BioMarin Pharmaceutical is still optimistic about Food and Drug Administration approval of its Duchenne muscular dystrophy drug, drisapersen, after a review panel last week "didn't go as well as we expected," Chief Executive J.J. Bienaime said.
"We continue to believe that drisapersen is an effective treatment option for boys with Duchenne muscular dystrophy," Bienaime said in a telephone interview Monday. "We're continuing to work with the FDA to hopefully bring the drug to boys with Duchenne."

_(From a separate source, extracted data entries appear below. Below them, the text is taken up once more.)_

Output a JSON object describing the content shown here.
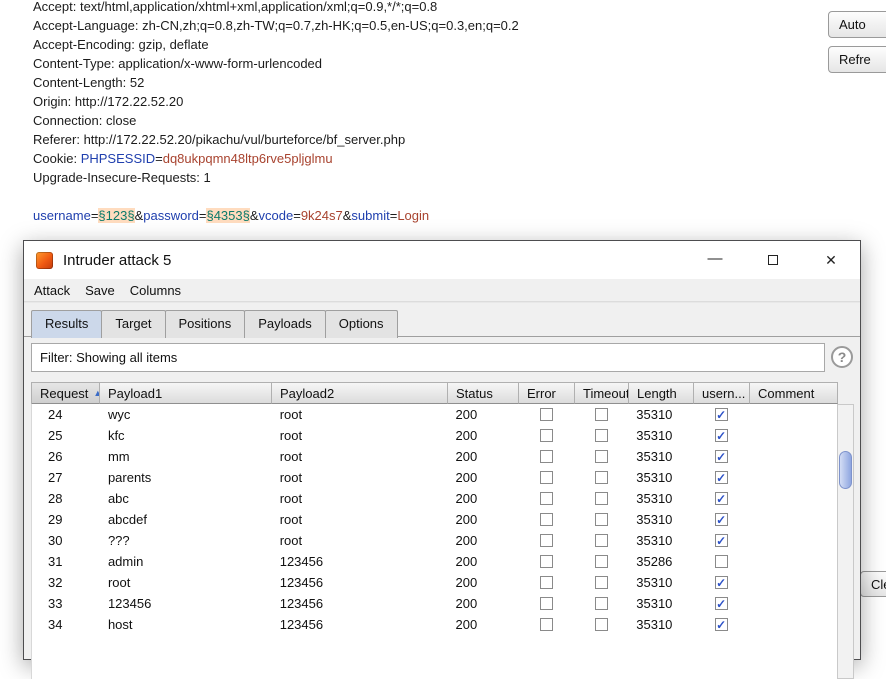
{
  "icons": {
    "help": "?",
    "minimize": "—",
    "close": "✕",
    "check": "✓",
    "sort_ascending": "▲"
  },
  "background": {
    "request_lines": [
      [
        {
          "t": "Accept: text/html,application/xhtml+xml,application/xml;q=0.9,*/*;q=0.8",
          "s": "plain"
        }
      ],
      [
        {
          "t": "Accept-Language: zh-CN,zh;q=0.8,zh-TW;q=0.7,zh-HK;q=0.5,en-US;q=0.3,en;q=0.2",
          "s": "plain"
        }
      ],
      [
        {
          "t": "Accept-Encoding: gzip, deflate",
          "s": "plain"
        }
      ],
      [
        {
          "t": "Content-Type: application/x-www-form-urlencoded",
          "s": "plain"
        }
      ],
      [
        {
          "t": "Content-Length: 52",
          "s": "plain"
        }
      ],
      [
        {
          "t": "Origin: http://172.22.52.20",
          "s": "plain"
        }
      ],
      [
        {
          "t": "Connection: close",
          "s": "plain"
        }
      ],
      [
        {
          "t": "Referer: http://172.22.52.20/pikachu/vul/burteforce/bf_server.php",
          "s": "plain"
        }
      ],
      [
        {
          "t": "Cookie: ",
          "s": "plain"
        },
        {
          "t": "PHPSESSID",
          "s": "param"
        },
        {
          "t": "=",
          "s": "plain"
        },
        {
          "t": "dq8ukpqmn48ltp6rve5pljglmu",
          "s": "value"
        }
      ],
      [
        {
          "t": "Upgrade-Insecure-Requests: 1",
          "s": "plain"
        }
      ],
      [],
      [
        {
          "t": "username",
          "s": "param"
        },
        {
          "t": "=",
          "s": "plain"
        },
        {
          "t": "§123§",
          "s": "payload"
        },
        {
          "t": "&",
          "s": "plain"
        },
        {
          "t": "password",
          "s": "param"
        },
        {
          "t": "=",
          "s": "plain"
        },
        {
          "t": "§4353§",
          "s": "payload"
        },
        {
          "t": "&",
          "s": "plain"
        },
        {
          "t": "vcode",
          "s": "param"
        },
        {
          "t": "=",
          "s": "plain"
        },
        {
          "t": "9k24s7",
          "s": "value"
        },
        {
          "t": "&",
          "s": "plain"
        },
        {
          "t": "submit",
          "s": "param"
        },
        {
          "t": "=",
          "s": "plain"
        },
        {
          "t": "Login",
          "s": "value"
        }
      ]
    ],
    "buttons": {
      "auto": "Auto",
      "refresh": "Refre",
      "clear": "Clea"
    }
  },
  "window": {
    "title": "Intruder attack 5",
    "menu": [
      "Attack",
      "Save",
      "Columns"
    ],
    "tabs": [
      {
        "label": "Results",
        "selected": true
      },
      {
        "label": "Target",
        "selected": false
      },
      {
        "label": "Positions",
        "selected": false
      },
      {
        "label": "Payloads",
        "selected": false
      },
      {
        "label": "Options",
        "selected": false
      }
    ],
    "filter_text": "Filter: Showing all items",
    "table": {
      "columns": [
        {
          "label": "Request",
          "sorted": true
        },
        {
          "label": "Payload1",
          "sorted": false
        },
        {
          "label": "Payload2",
          "sorted": false
        },
        {
          "label": "Status",
          "sorted": false
        },
        {
          "label": "Error",
          "sorted": false
        },
        {
          "label": "Timeout",
          "sorted": false
        },
        {
          "label": "Length",
          "sorted": false
        },
        {
          "label": "usern...",
          "sorted": false
        },
        {
          "label": "Comment",
          "sorted": false
        }
      ],
      "rows": [
        {
          "request": "24",
          "payload1": "wyc",
          "payload2": "root",
          "status": "200",
          "error": false,
          "timeout": false,
          "length": "35310",
          "username_checked": true,
          "comment": ""
        },
        {
          "request": "25",
          "payload1": "kfc",
          "payload2": "root",
          "status": "200",
          "error": false,
          "timeout": false,
          "length": "35310",
          "username_checked": true,
          "comment": ""
        },
        {
          "request": "26",
          "payload1": "mm",
          "payload2": "root",
          "status": "200",
          "error": false,
          "timeout": false,
          "length": "35310",
          "username_checked": true,
          "comment": ""
        },
        {
          "request": "27",
          "payload1": "parents",
          "payload2": "root",
          "status": "200",
          "error": false,
          "timeout": false,
          "length": "35310",
          "username_checked": true,
          "comment": ""
        },
        {
          "request": "28",
          "payload1": "abc",
          "payload2": "root",
          "status": "200",
          "error": false,
          "timeout": false,
          "length": "35310",
          "username_checked": true,
          "comment": ""
        },
        {
          "request": "29",
          "payload1": "abcdef",
          "payload2": "root",
          "status": "200",
          "error": false,
          "timeout": false,
          "length": "35310",
          "username_checked": true,
          "comment": ""
        },
        {
          "request": "30",
          "payload1": "???",
          "payload2": "root",
          "status": "200",
          "error": false,
          "timeout": false,
          "length": "35310",
          "username_checked": true,
          "comment": ""
        },
        {
          "request": "31",
          "payload1": "admin",
          "payload2": "123456",
          "status": "200",
          "error": false,
          "timeout": false,
          "length": "35286",
          "username_checked": false,
          "comment": ""
        },
        {
          "request": "32",
          "payload1": "root",
          "payload2": "123456",
          "status": "200",
          "error": false,
          "timeout": false,
          "length": "35310",
          "username_checked": true,
          "comment": ""
        },
        {
          "request": "33",
          "payload1": "123456",
          "payload2": "123456",
          "status": "200",
          "error": false,
          "timeout": false,
          "length": "35310",
          "username_checked": true,
          "comment": ""
        },
        {
          "request": "34",
          "payload1": "host",
          "payload2": "123456",
          "status": "200",
          "error": false,
          "timeout": false,
          "length": "35310",
          "username_checked": true,
          "comment": ""
        }
      ]
    }
  }
}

Duchenne muscular dystrophy is a rare, genetic disease that strikes mainly young boys because of the way it's inherited. It causes the muscles to decline over time, putting boys in wheelchairs by their teens, and is often fatal before age 30. There are no drugs on the market for the disease in the U.S., and analysts pegged the revenue potential for drisapersen at $1 billion a year if approved.
That's now a big question. The FDA is set to decide by Dec. 27 whether to approve BioMarin's drug, which failed to show a benefit over placebo in a late-stage clinical study. The agency raised serious questions about the medicine's safety and efficacy in its briefing documents preceding the Nov. 24 meeting of a panel of outside advisors.
BioMarin argues that looking at the middle half of patients in the studies shows a more clear benefit of the drug, eliminating results from the worst-performing patients and those still healthy enough to not display the medicine's effects.
"When you combine the pooled analysis of all the trials, you get a pretty significant p-value here," Bienaime said, referring to a measure of statistical significance in clinical studies.
The advisory committee meeting left many to believe drisapersen won't be approved by the FDA.
"It's not getting approved," Robert W. Baird analyst Brian Skorney wrote in a research note the day after the panel meeting. "Not on this data, under this FDA, following this panel."
Skorney cited the panel's lack of support of BioMarin's data analysis, plus the FDA's safety concerns about drisapersen. In its briefing documents the agency noted kidney injury, thrombocytopenia, or low platelet count, and injection-site reactions among safety issues with the drug, saying "even in the context of an invariably disabling and fatal disease such as DMD, the safety profile of drisapersen is concerning."
"Approval of drisapersen in light of the safety risks would be unethical," Skorney said.
BioMarin's Bienaime said the side effects are seen in a very small number of patients, and emphasized "this is in the context of a deadly disorder."
"If you don't treat patients they will die by age 29, for sure," Bienaime said. "In the context of a lethal disorder that kills patients in their 20s, these are manageable side effects."
He cited side effects that exist for Naglazyme, a drug BioMarin markets for another rare disease, as an example of what patients can tolerate in the context of a deadly condition.
"Patients have life-threatening infusion reactions with Naglazyme," yet the drug is overall still very successful, he said.
Dozens of patient representatives testified at the meeting last week in support of the drug's approval. Some patients on the drug said they were convinced it was helping them and asked the panel not to take the medicine away.
If the FDA declines to approve drisapersen later this month, Bienaime said the path forward depends on the agency's guidance. Running another clinical trial "is one of the options," he said. "It all depends on how large and onerous and how long it would take."
The FDA may hold an advisory committee meeting next month to debate a competing drug made by Sarepta Therapeutics. That drug, eteplirsen, hasn't showed the same safety concerns as drisapersen, but has been tested in fewer patients: just 12 boys in its key study.
Most took BioMarin's news as positive for Sarepta, with the latter company's stock soaring 28 percent and BioMarin dropping 5.9 percent on Nov. 20 when the FDA's briefing documents came out.
Meanwhile, Bienaime said BioMarin is in active discussions with European regulators on drisapersen, and expects an opinion about whether the drug should be approved there early in the second quarter of 2016.